ZIKV was first isolated from a rhesus monkey in a study of yellow fever in the Zika forest of Uganda in 1947 (Dick et al., 1952). Over the next 20 years, ZIKV was isolated in East and West Africa in the absence of epidemics, and spread from Africa to Southeast Asia (Moore et al., 1975; Fagbami, 1979). In April 2007, the first pandemic was reported in Yap Island of the Federated States of Micronesia in the Western Pacific Ocean, with about 100 infected patients (Duffy et al., 2009). ZIKV was also responsible for an outbreak in French Polynesia in the South Pacific Ocean in 2013, in which approximately 30,000 people were infected (Cao-Lormeau et al., 2014). Since 2014, ZIKV spread across the Pacific Ocean to South America, Central America, and the Caribbean, and finally reached Brazil, resulting in an explosive outbreak (Fauci & Morens, 2016; Rubin et al., 2016).
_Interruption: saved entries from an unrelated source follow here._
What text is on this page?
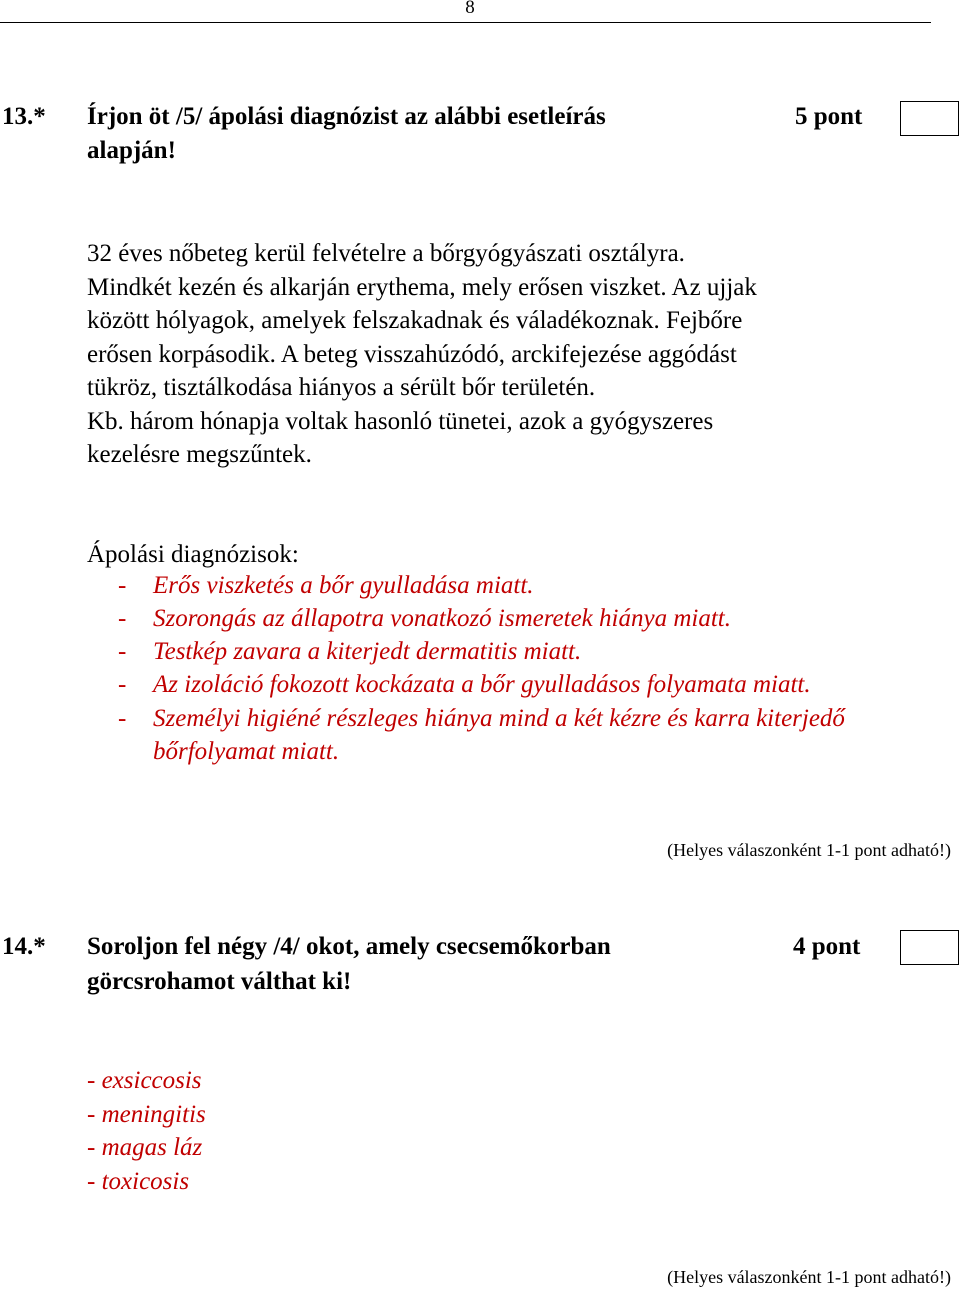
8
13.* Írjon öt /5/ ápolási diagnózist az alábbi esetleírás
alapján!
5 pont
32 éves nőbeteg kerül felvételre a bőrgyógyászati osztályra.
Mindkét kezén és alkarján erythema, mely erősen viszket. Az ujjak
között hólyagok, amelyek felszakadnak és váladékoznak. Fejbőre
erősen korpásodik. A beteg visszahúzódó, arckifejezése aggódást
tükröz, tisztálkodása hiányos a sérült bőr területén.
Kb. három hónapja voltak hasonló tünetei, azok a gyógyszeres
kezelésre megszűntek.
Ápolási diagnózisok:
- Erős viszketés a bőr gyulladása miatt.
- Szorongás az állapotra vonatkozó ismeretek hiánya miatt.
- Testkép zavara a kiterjedt dermatitis miatt.
- Az izoláció fokozott kockázata a bőr gyulladásos folyamata miatt.
- Személyi higiéné részleges hiánya mind a két kézre és karra kiterjedő
bőrfolyamat miatt.
(Helyes válaszonként 1-1 pont adható!)
14.* Soroljon fel négy /4/ okot, amely csecsemőkorban
görcsrohamot válthat ki!
4 pont
- exsiccosis
- meningitis
- magas láz
- toxicosis
(Helyes válaszonként 1-1 pont adható!)
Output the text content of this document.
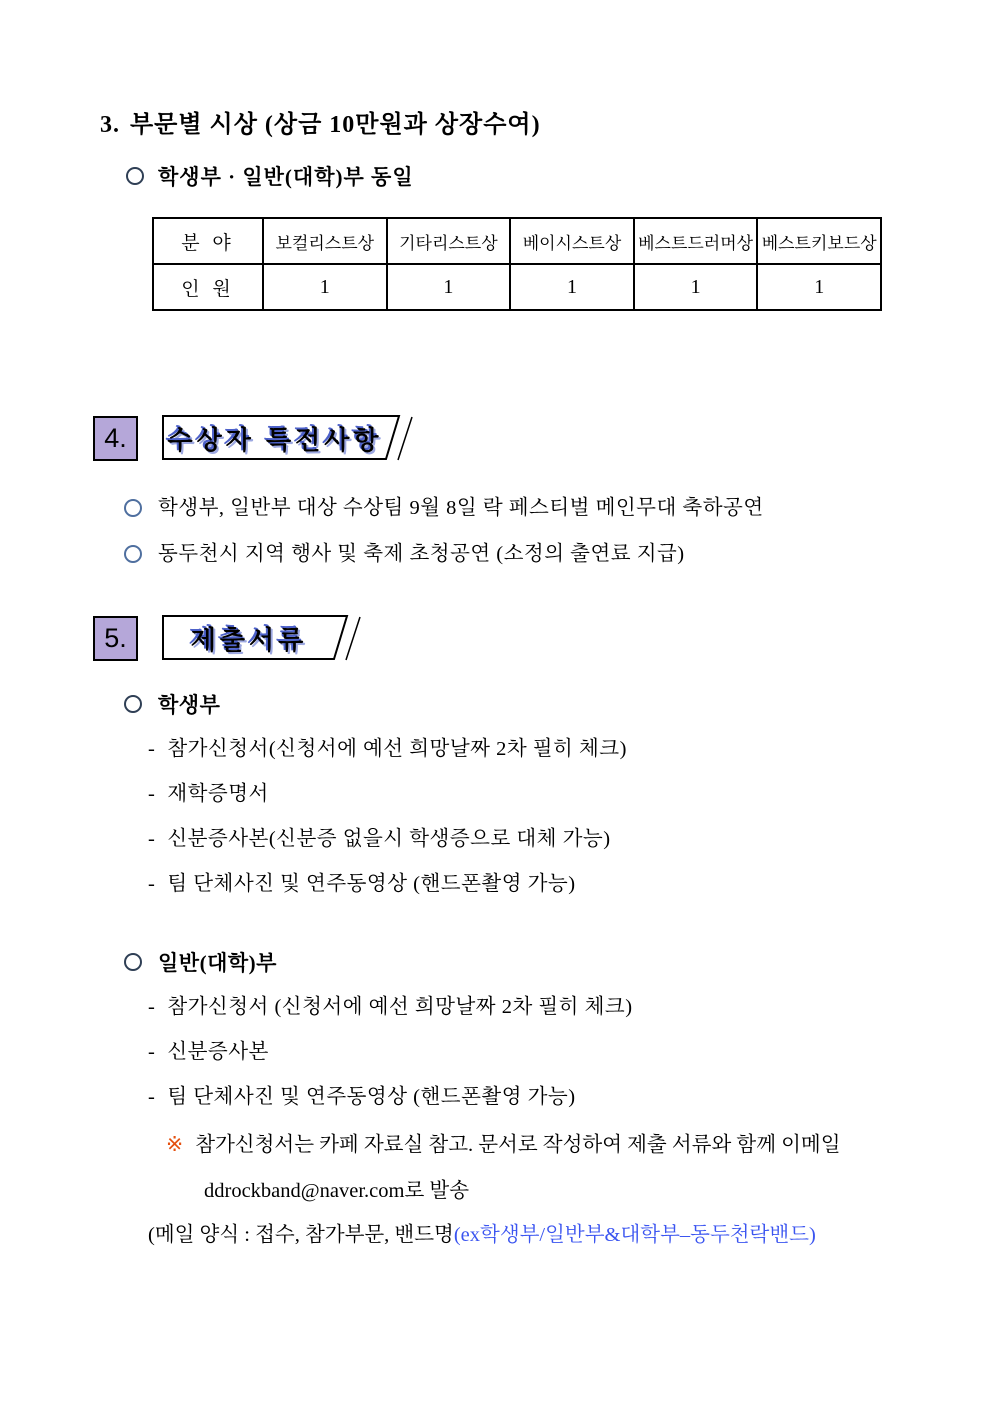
3. 부문별 시상 (상금 10만원과 상장수여)
학생부 · 일반(대학)부 동일
분 야	보컬리스트상	기타리스트상	베이시스트상	베스트드러머상	베스트키보드상
인 원	1	1	1	1	1
4.	수상자 특전사항
학생부, 일반부 대상 수상팀 9월 8일 락 페스티벌 메인무대 축하공연
동두천시 지역 행사 및 축제 초청공연 (소정의 출연료 지급)
5.	제출서류
학생부
- 참가신청서(신청서에 예선 희망날짜 2차 필히 체크)
- 재학증명서
- 신분증사본(신분증 없을시 학생증으로 대체 가능)
- 팀 단체사진 및 연주동영상 (핸드폰촬영 가능)
일반(대학)부
- 참가신청서 (신청서에 예선 희망날짜 2차 필히 체크)
- 신분증사본
- 팀 단체사진 및 연주동영상 (핸드폰촬영 가능)
※ 참가신청서는 카페 자료실 참고. 문서로 작성하여 제출 서류와 함께 이메일
ddrockband@naver.com로 발송
(메일 양식 : 접수, 참가부문, 밴드명(ex학생부/일반부&대학부–동두천락밴드)
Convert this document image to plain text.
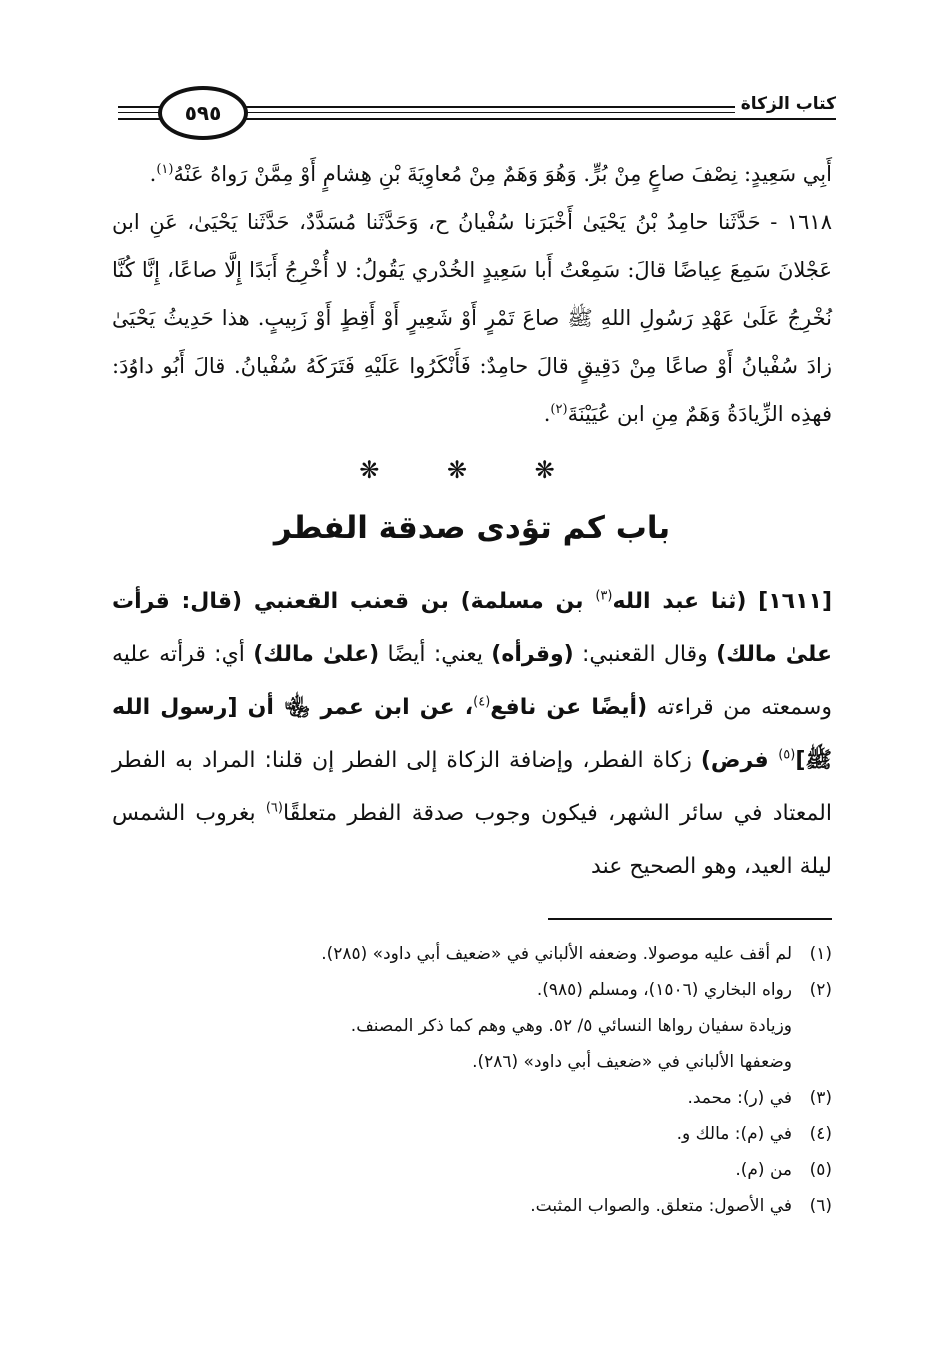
٥٩٥	كتاب الزكاة

أَبِي سَعِيدٍ: نِصْفَ صاعٍ مِنْ بُرٍّ. وَهُوَ وَهَمٌ مِنْ مُعاوِيَةَ بْنِ هِشامٍ أَوْ مِمَّنْ رَواهُ عَنْهُ$^{(١)}$.

١٦١٨ - حَدَّثَنا حامِدُ بْنُ يَحْيَىٰ أَخْبَرَنا سُفْيانُ ح، وَحَدَّثَنا مُسَدَّدٌ، حَدَّثَنا يَحْيَىٰ، عَنِ ابن عَجْلانَ سَمِعَ عِياضًا قالَ: سَمِعْتُ أَبا سَعِيدٍ الخُدْري يَقُولُ: لا أُخْرِجُ أَبَدًا إِلَّا صاعًا، إِنَّا كُنَّا نُخْرِجُ عَلَىٰ عَهْدِ رَسُولِ اللهِ ﷺ صاعَ تَمْرٍ أَوْ شَعِيرٍ أَوْ أَقِطٍ أَوْ زَبِيبٍ. هذا حَدِيثُ يَحْيَىٰ زادَ سُفْيانُ أَوْ صاعًا مِنْ دَقِيقٍ قالَ حامِدٌ: فَأَنْكَرُوا عَلَيْهِ فَتَرَكَهُ سُفْيانُ. قالَ أَبُو داوُدَ: فهذِه الزِّيادَةُ وَهَمٌ مِنِ ابن عُيَيْنَةَ$^{(٢)}$.

❋ ❋ ❋
باب كم تؤدى صدقة الفطر

[١٦١١] (ثنا عبد الله$^{(٣)}$ بن مسلمة) بن قعنب القعنبي (قال: قرأت علىٰ مالك) وقال القعنبي: (وقرأه) يعني: أيضًا (علىٰ مالك) أي: قرأته عليه وسمعته من قراءته (أيضًا عن نافع$^{(٤)}$، عن ابن عمر ﵄ أن [رسول الله ﷺ]$^{(٥)}$ فرض) زكاة الفطر، وإضافة الزكاة إلى الفطر إن قلنا: المراد به الفطر المعتاد في سائر الشهر، فيكون وجوب صدقة الفطر متعلقًا$^{(٦)}$ بغروب الشمس ليلة العيد، وهو الصحيح عند

(١)
لم أقف عليه موصولا. وضعفه الألباني في «ضعيف أبي داود» (٢٨٥).
(٢)
رواه البخاري (١٥٠٦)، ومسلم (٩٨٥).
وزيادة سفيان رواها النسائي ٥/ ٥٢. وهي وهم كما ذكر المصنف.
وضعفها الألباني في «ضعيف أبي داود» (٢٨٦).
(٣)
في (ر): محمد.
(٤)
في (م): مالك و.
(٥)
من (م).
(٦)
في الأصول: متعلق. والصواب المثبت.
The complete genome sequence of ZIKV is now available. The genome is divided into three structural genes, C, prM, and E, and seven nonstructural (NS) genes, NS1, NS2A, NS2B, NS3, NS4A, NS4B, and NS5 (Kuno & chang, 2007). These genes are arranged in the following order in the genome: 5′-capsid (C)-premembrane (prM)-envelope (E)-NS1-NS2A-NS2B-NS3-NS4A-NS4B-NS5-3′ (Zhu et al., 2016). According to our previous study, these 10 genes exhibit differentiation among regions (Jooyeon et al., 2016). A phylogenetic analysis revealed that the genome sequence of ZIKV exhibits regions of conservation and divergence. The capsid, pre-membrane, NS2B, NS3, and NS4A genes tend to be conserved among regions owing to their important roles in the viral life cycle and replication. The envelope, NS1, NS2A, NS4B, and NS5 genes evolve more rapidly to adjust to regional hosts.
ZIKV has two distinct geographical lineages, Asian and African (Enfissi et al., 2016). However, there is not a strong association between geographical lineages and continent-specific viral properties. Even within the Asian lineage, isolates from Southeast Asia and South America have different infection propensities. For example, ZIKV infections in Brazil are characterized by a higher number of babies with microcephaly than infections in Southeast Asia. These observations indicate that sequence variation on each continent must be considered in addition to the differences between Asian and African lineages. In this study, we investigated sequence differences in 10 genes between ZIKV from six continents and examined the relationships between regional features and genetic characteristics.